La luce andò via di colpo, e David restò immerso in un'oscurità completa. Chiuse gli occhi per un momento e sospirò, provando a recuperare il sangue freddo che fino e poco prima l'aveva aiutato.
Quando riaprì gli occhi, il mondo era cambiato. Anche se era ancora buio pesto, lui vedeva benissimo.
Udì il nitrito di Phoenix e prima ancora di poter reagire si ritrovò in groppa al cavallo.
- Che mi succede? - mormorò, stringendo le redini. Phoenix sbuffò e fece per portarlo via, ma David era risceso per recuperare la sciabola di suo padre. Poche erano le cose che gli erano rimaste di lui, e non aveva intenzione di perderne una.
Balzò in sella a Phoenix, e lo spronò al galoppo. I suoi nervi erano tesi come le corde di un violino, e attendeva quasi con paura l'attacco del figlio di Bastet.

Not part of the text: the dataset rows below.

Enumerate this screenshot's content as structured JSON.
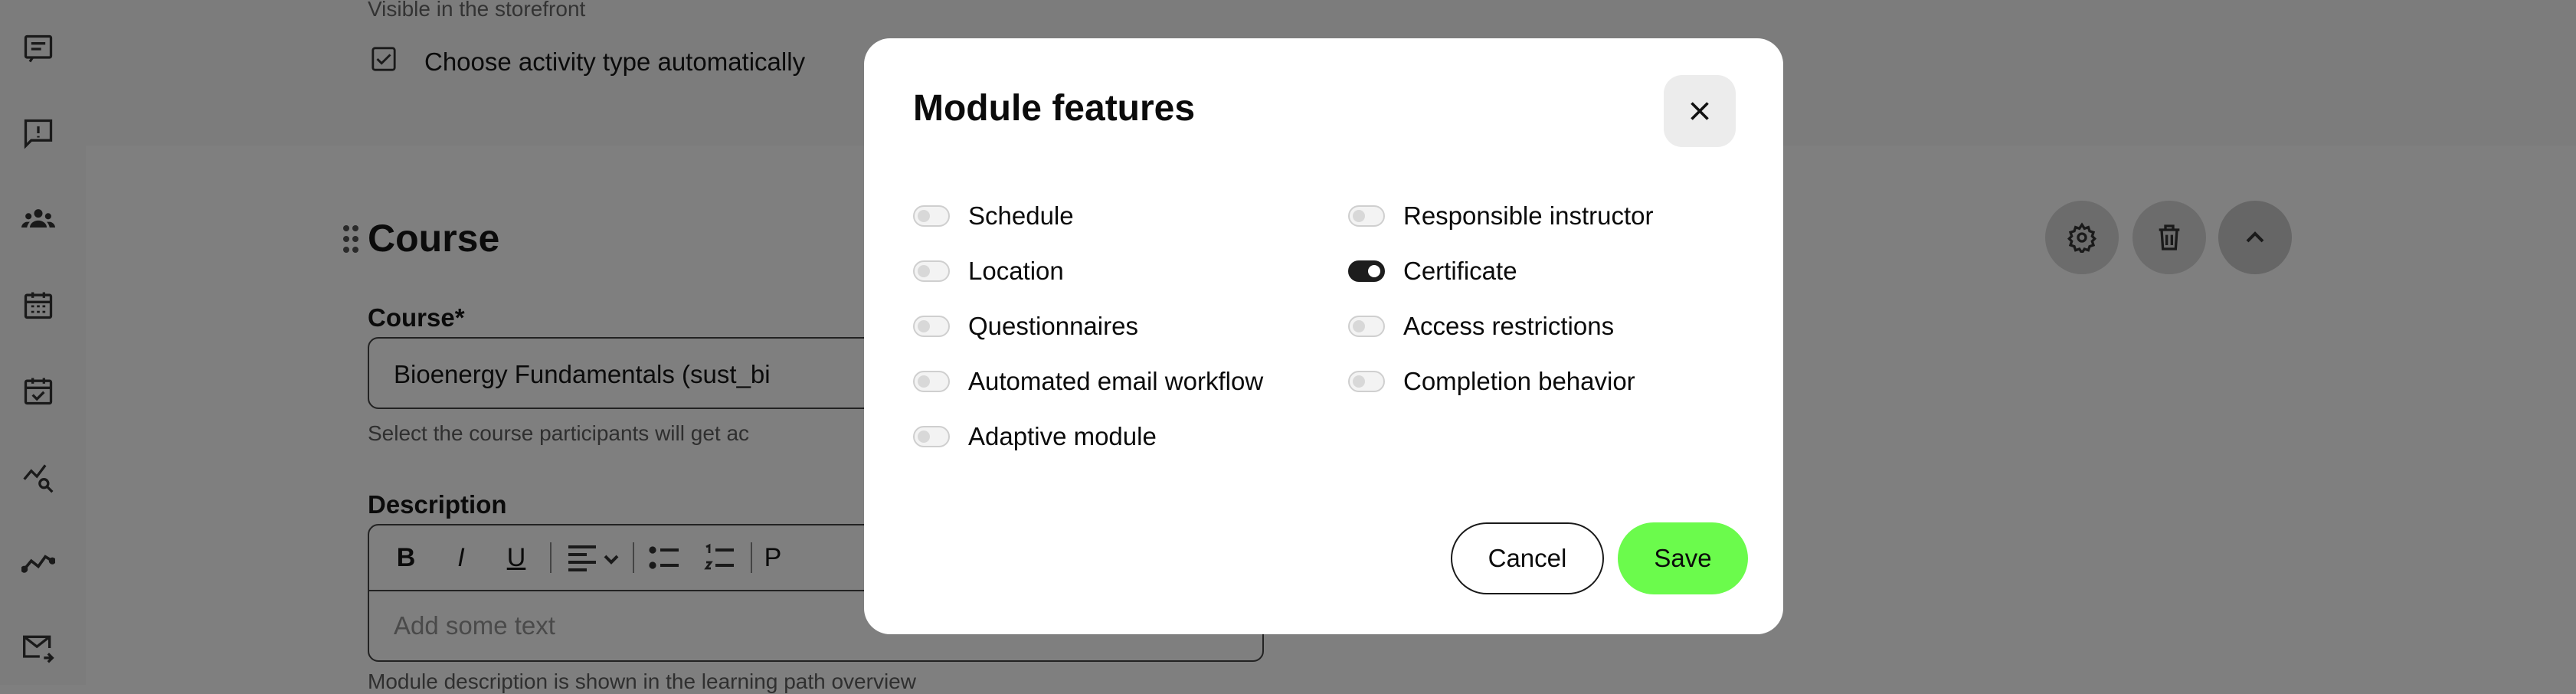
{
  "background": {
    "storefront_text": "Visible in the storefront",
    "auto_activity_label": "Choose activity type automatically",
    "course_section_title": "Course",
    "course_field_label": "Course*",
    "course_field_value": "Bioenergy Fundamentals (sust_bi",
    "course_field_help": "Select the course participants will get ac",
    "description_label": "Description",
    "description_placeholder": "Add some text",
    "description_help": "Module description is shown in the learning path overview",
    "toolbar": {
      "bold": "B",
      "italic": "I",
      "underline": "U",
      "paragraph": "P"
    }
  },
  "modal": {
    "title": "Module features",
    "features_left": [
      {
        "label": "Schedule",
        "enabled": false
      },
      {
        "label": "Location",
        "enabled": false
      },
      {
        "label": "Questionnaires",
        "enabled": false
      },
      {
        "label": "Automated email workflow",
        "enabled": false
      },
      {
        "label": "Adaptive module",
        "enabled": false
      }
    ],
    "features_right": [
      {
        "label": "Responsible instructor",
        "enabled": false
      },
      {
        "label": "Certificate",
        "enabled": true
      },
      {
        "label": "Access restrictions",
        "enabled": false
      },
      {
        "label": "Completion behavior",
        "enabled": false
      }
    ],
    "cancel_label": "Cancel",
    "save_label": "Save"
  },
  "colors": {
    "overlay": "#7f7f7f",
    "save_accent": "#6bfb4c",
    "toggle_on": "#1d1d1d"
  },
  "icons": {
    "sidebar": [
      "list-icon",
      "feedback-icon",
      "groups-icon",
      "calendar-icon",
      "calendar-check-icon",
      "analytics-search-icon",
      "trend-icon",
      "mail-forward-icon"
    ],
    "section_actions": [
      "gear-icon",
      "trash-icon",
      "chevron-up-icon"
    ]
  }
}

Ma quella creatura non arrivò, e David si ritrovò al campo al sorgere del sole. Frenò l'animale, che impennò, e si guardò alle spalle.
Il sole cresceva al di là delle dune. Nasceva alle sue spalle. David sorrise.
Il dono di quella donna era molto più bello di quello che si era aspettato. Si sentiva forte come non mai in vita sua, e la bestia non l'aveva attaccato.
Un leggero vento si alzò in quel momento, e la voce della sacerdotessa accarezzò di nuovo il volto del ragazzo.
Il mio dono è molto più di quello che ti ho accennato. Non sei immortale, non soltanto. Tu sei il figlio di Ra...come può il figlio di Bastet attaccarti? Va, e fa ciò che tanto desideri. Torna dai tuoi amici. Alla fine della tua storia, è qui che tornerai. E assieme a te, tutti coloro che sono stati scelti dagli dei.
Un urlo di gioia si liberò dalla gola di David, che lanciò nuovamente Phoenix in corsa verso il campo.
Saltò via dalla sua sella, e si lasciò andare a grida di vittoria.
Sodata in parte la follia che ancora sentiva in corpo, David s'inchinò al sole.
- Non ti ho deluso. E non lo farò mai più. Giuro! - sussurrò, sorridendo.
Il silenzio lo circondava, ma era sicuro che da quel momento in poi non avrebbe patito mai più la solitudine.